How should we think about information security vs other technology or business risks?


I don't have a well-curated data set about this, but my experience of working with or advising 100's of major global organizations over decades has made me conclude that the major technology risks in order of impact and cost are:

  • Failed projects or extensive strategic opportunity cost from failure to move quickly enough in modernizing / digitizing IT and businesses

  • Outages associated with failed software or hardware driven by changes or otherwise

  • Inability to handle major resiliency events from weather, seismic, conflict to pandemic disease

  • Information / cybersecurity events


Information security/cyber events are, of course, immensely significant because unlike some of the other risks they can be an existential threat and so this ranking might not capture the true risk. But, if we keep on with the hyperbole of information security being the only major risk then we not only fail to manage our actual portfolio of risks, but more importantly we miss the opportunity that comes from using the mitigation of those other risks to drive even more powerful mitigation of cybersecurity risks. For example, reengineering your software pipeline to produce higher quality, more systematically tested software with the ability to push and roll back change seamlessly multiple times a day. This not only improves business agility and reliability but is a path to 10X'ing your software security program.

What’s next?

We need more work to create a more integrated profession. If there were four signals of success that would indicate progress it would be:

  1. There exists one or more professional associations that provide a two-way bridge between science and practitioners such that more practitioners are able to apply research quickly. There is emerging private work like this and this as well as fine public-sector work like the NSA Science of Security program.
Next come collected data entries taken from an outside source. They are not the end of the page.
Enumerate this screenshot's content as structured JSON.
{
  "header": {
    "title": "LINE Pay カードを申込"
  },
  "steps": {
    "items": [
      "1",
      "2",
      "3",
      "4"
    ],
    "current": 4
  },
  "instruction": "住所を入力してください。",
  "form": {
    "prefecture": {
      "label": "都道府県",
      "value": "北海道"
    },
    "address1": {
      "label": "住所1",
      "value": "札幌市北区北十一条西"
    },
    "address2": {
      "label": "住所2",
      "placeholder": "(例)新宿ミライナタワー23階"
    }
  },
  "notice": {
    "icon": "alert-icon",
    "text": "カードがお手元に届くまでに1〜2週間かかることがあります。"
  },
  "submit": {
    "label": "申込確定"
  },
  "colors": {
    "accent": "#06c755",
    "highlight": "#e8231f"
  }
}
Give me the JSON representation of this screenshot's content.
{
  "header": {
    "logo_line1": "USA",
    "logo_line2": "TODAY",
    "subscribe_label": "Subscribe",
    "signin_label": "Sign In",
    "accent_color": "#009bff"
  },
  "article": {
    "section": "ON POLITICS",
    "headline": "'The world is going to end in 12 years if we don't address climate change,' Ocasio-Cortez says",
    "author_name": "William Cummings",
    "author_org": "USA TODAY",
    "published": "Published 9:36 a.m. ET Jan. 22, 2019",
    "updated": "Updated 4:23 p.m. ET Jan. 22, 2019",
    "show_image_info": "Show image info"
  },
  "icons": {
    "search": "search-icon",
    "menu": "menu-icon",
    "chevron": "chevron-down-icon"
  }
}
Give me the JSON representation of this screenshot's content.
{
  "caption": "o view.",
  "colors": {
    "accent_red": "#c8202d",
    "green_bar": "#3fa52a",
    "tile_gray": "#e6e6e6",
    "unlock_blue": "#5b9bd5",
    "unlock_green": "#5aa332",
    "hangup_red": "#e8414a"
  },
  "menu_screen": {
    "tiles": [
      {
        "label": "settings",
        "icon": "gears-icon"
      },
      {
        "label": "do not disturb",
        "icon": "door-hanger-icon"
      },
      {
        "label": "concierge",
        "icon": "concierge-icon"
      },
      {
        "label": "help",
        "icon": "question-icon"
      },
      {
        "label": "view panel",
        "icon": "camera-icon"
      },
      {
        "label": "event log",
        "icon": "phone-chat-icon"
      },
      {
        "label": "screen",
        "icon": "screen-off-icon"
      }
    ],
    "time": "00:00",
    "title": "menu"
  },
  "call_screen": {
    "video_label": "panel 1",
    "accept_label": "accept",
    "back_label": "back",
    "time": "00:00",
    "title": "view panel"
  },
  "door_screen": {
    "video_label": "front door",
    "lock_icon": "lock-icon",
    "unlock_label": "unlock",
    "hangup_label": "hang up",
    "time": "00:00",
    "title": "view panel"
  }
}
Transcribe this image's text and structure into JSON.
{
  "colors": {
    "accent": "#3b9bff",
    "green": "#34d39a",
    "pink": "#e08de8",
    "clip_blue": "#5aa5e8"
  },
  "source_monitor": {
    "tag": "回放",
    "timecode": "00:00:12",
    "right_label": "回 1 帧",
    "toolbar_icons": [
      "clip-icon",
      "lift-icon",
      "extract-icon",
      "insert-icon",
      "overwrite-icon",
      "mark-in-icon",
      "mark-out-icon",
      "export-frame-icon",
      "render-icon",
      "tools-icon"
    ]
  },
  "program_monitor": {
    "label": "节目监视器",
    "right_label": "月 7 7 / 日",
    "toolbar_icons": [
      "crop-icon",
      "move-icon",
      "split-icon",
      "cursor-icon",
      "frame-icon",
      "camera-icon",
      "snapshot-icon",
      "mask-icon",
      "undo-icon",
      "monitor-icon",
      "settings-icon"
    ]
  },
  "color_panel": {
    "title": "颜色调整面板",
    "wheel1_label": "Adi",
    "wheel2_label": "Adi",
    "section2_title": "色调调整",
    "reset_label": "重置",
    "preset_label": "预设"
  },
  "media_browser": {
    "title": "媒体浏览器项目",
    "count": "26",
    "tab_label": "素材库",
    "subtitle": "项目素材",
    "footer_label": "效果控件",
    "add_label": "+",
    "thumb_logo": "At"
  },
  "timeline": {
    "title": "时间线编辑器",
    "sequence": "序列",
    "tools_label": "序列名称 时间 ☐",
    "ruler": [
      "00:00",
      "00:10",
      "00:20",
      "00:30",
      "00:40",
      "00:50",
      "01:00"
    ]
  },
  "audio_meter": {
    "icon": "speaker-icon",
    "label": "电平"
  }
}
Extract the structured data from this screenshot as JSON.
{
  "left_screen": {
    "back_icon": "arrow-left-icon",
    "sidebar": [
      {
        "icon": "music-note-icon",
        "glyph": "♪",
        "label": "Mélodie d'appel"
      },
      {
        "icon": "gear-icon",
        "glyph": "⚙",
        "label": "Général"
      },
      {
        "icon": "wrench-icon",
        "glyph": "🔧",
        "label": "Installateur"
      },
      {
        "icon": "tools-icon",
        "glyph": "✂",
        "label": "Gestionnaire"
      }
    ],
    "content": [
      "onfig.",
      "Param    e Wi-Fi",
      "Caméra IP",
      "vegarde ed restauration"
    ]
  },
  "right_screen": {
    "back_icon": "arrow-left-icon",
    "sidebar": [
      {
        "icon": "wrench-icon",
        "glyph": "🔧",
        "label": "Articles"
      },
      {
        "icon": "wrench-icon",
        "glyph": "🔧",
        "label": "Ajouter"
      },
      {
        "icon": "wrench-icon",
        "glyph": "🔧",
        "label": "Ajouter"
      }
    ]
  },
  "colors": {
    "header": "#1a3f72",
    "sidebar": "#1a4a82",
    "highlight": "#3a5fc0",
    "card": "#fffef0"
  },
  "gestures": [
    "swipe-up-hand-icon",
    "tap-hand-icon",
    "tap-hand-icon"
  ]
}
  2. There is a reasonably well accepted taxonomy of roles that includes experience hierarchies to create more entry-level positions in all sub-disciplines with an apprenticeship culture to eliminate unnecessary "gates" and promote development of all types of people.

  3. There is an accreditation framework to provide various degrees of required qualification / professional accreditation to certain (not all roles). I don’t think it’s necessary for all security activities to be conducted by “accredited” individuals but for certain domains (e.g. safety critical) and certain roles then a minimum bar of professional qualification and conduct is important. For example, I feel more qualified because of my Chartered Engineer designation and all it entailed to get that and sustain it than I do from my CISM.

  4. There is an international coalition of professional associations to create a necessary amalgam of activities to achieve items 1 to 3 on this list, and perhaps even a consolidation of those associations into fewer and better structures to drive forward the profession.


Bottom line: it’s hard to conclude we are operating in a well-ordered profession today. We are largely a collection of disconnected sub-professions in a wider field without a coherent structure. There are efforts to bring this together (like CIISEC) but even that has not had enough time and momentum to effect the necessary impact yet. If I were to posit an approach it would be for the profession to be more like the medical profession rather than a narrow domain like accounting. There is much work to be done.